Top Story — Cuba on Wednesday granted seven of the country’s most well-known dissidents, out on parole while serving prison sentences ranging from 18 to 25 years, permission for a one-time trip abroad as a reward for good behavior. Several of the dissidents expressed skepticism over the decision and interpreted the move as a diplomatic gesture ahead of U.S. President Barack Obama’s visit to the island in March.
“It appears to be some kind of gift they want to present to Obama, but in reality it is nothing concrete because when we come back we will return to legal limbo,” Martha Beatriz Roque, one of the seven dissidents, told Reuters.
Obama has pushed the Cuban government to improve its treatment of political opponents. Critics note, however, that arbitrary arrests increased in 2015, despite the thaw in diplomatic relations between the Caribbean nation and the United States.

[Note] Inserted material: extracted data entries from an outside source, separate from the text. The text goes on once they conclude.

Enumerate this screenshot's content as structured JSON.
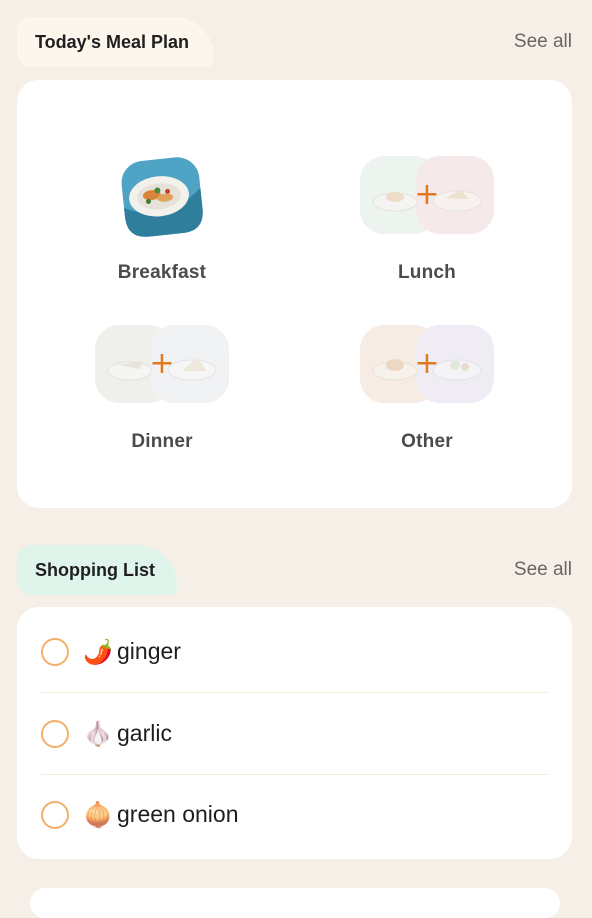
{
  "meal_plan": {
    "title": "Today's Meal Plan",
    "see_all": "See all",
    "meals": [
      {
        "label": "Breakfast",
        "state": "filled"
      },
      {
        "label": "Lunch",
        "state": "empty",
        "add_glyph": "+"
      },
      {
        "label": "Dinner",
        "state": "empty",
        "add_glyph": "+"
      },
      {
        "label": "Other",
        "state": "empty",
        "add_glyph": "+"
      }
    ]
  },
  "shopping_list": {
    "title": "Shopping List",
    "see_all": "See all",
    "items": [
      {
        "emoji": "🌶️",
        "icon": "chili-pepper-icon",
        "name": "ginger",
        "checked": false
      },
      {
        "emoji": "🧄",
        "icon": "garlic-icon",
        "name": "garlic",
        "checked": false
      },
      {
        "emoji": "🧅",
        "icon": "onion-icon",
        "name": "green onion",
        "checked": false
      }
    ]
  },
  "colors": {
    "accent": "#e07a1f",
    "checkbox": "#f2b06a",
    "background": "#f5efe7"
  }
}
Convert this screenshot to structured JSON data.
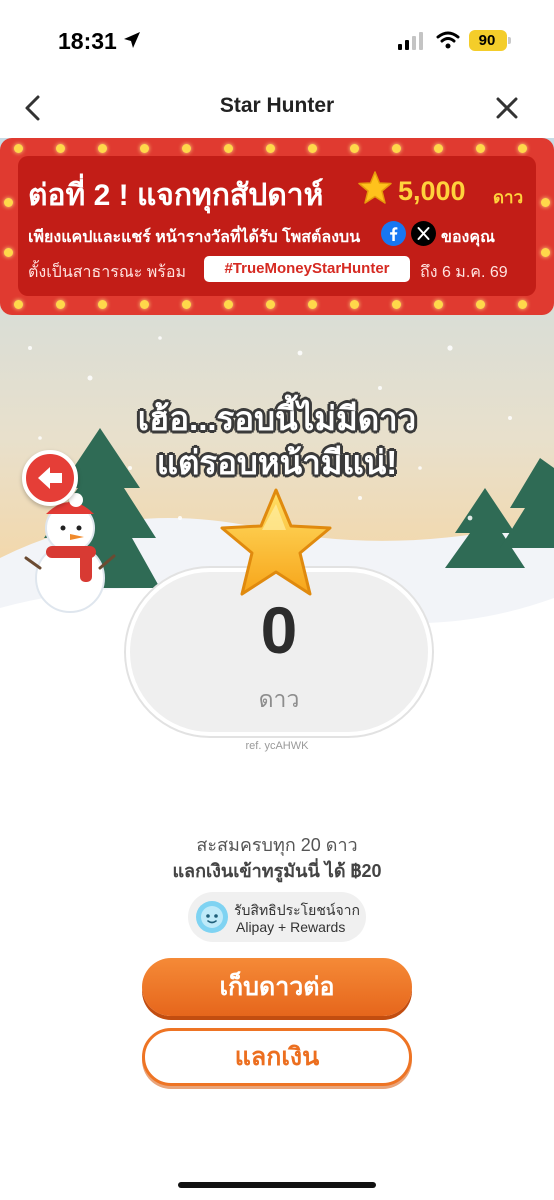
{
  "status_bar": {
    "time": "18:31",
    "battery": "90"
  },
  "nav": {
    "title": "Star Hunter",
    "back_icon": "chevron-left-icon",
    "close_icon": "close-icon"
  },
  "promo": {
    "title": "ต่อที่ 2 ! แจกทุกสัปดาห์",
    "amount": "5,000",
    "amount_unit": "ดาว",
    "line2": "เพียงแคปและแชร์ หน้ารางวัลที่ได้รับ โพสต์ลงบน",
    "line2_end": "ของคุณ",
    "line3_start": "ตั้งเป็นสาธารณะ พร้อม",
    "hashtag": "#TrueMoneyStarHunter",
    "line3_end": "ถึง 6 ม.ค. 69"
  },
  "result": {
    "headline_1": "เฮ้อ...รอบนี้ไม่มีดาว",
    "headline_2": "แต่รอบหน้ามีแน่!",
    "stars_value": "0",
    "stars_unit": "ดาว",
    "ref": "ref. ycAHWK"
  },
  "reward": {
    "collect_text": "สะสมครบทุก 20 ดาว",
    "redeem_text": "แลกเงินเข้าทรูมันนี่ ได้ ฿20",
    "partner_line1": "รับสิทธิประโยชน์จาก",
    "partner_line2": "Alipay + Rewards"
  },
  "buttons": {
    "collect_more": "เก็บดาวต่อ",
    "redeem": "แลกเงิน"
  },
  "colors": {
    "accent_orange": "#ec6f20",
    "banner_red": "#c21d17",
    "star_gold": "#ffc21c"
  }
}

The seven dissidents were among 75 people arrested in 2003 during a crackdown on anti-government activity that became known as the Black Spring. All 75 protesters remained incarcerated until 2010 to 2011, when the Roman Catholic Church and Spain brokered an agreement for their release on the condition that they permanently leave Cuba. Eleven of the dissidents refused the terms of the agreement, and continue to serve their sentences while out on parole. The reason why only seven of the 11 dissidents still in Cuba were granted the trip abroad was not immediately clear.
The United States supported the decision made by the Cuban government, while expressing hope that the travel opportunity was also extended to the four remaining dissidents.
“We welcome the news,” Peter Boogaard, a White House National Security Council spokesman, said in a statement, “and we continue to encourage the Cuban government to allow the remaining four former prisoners to travel as well.”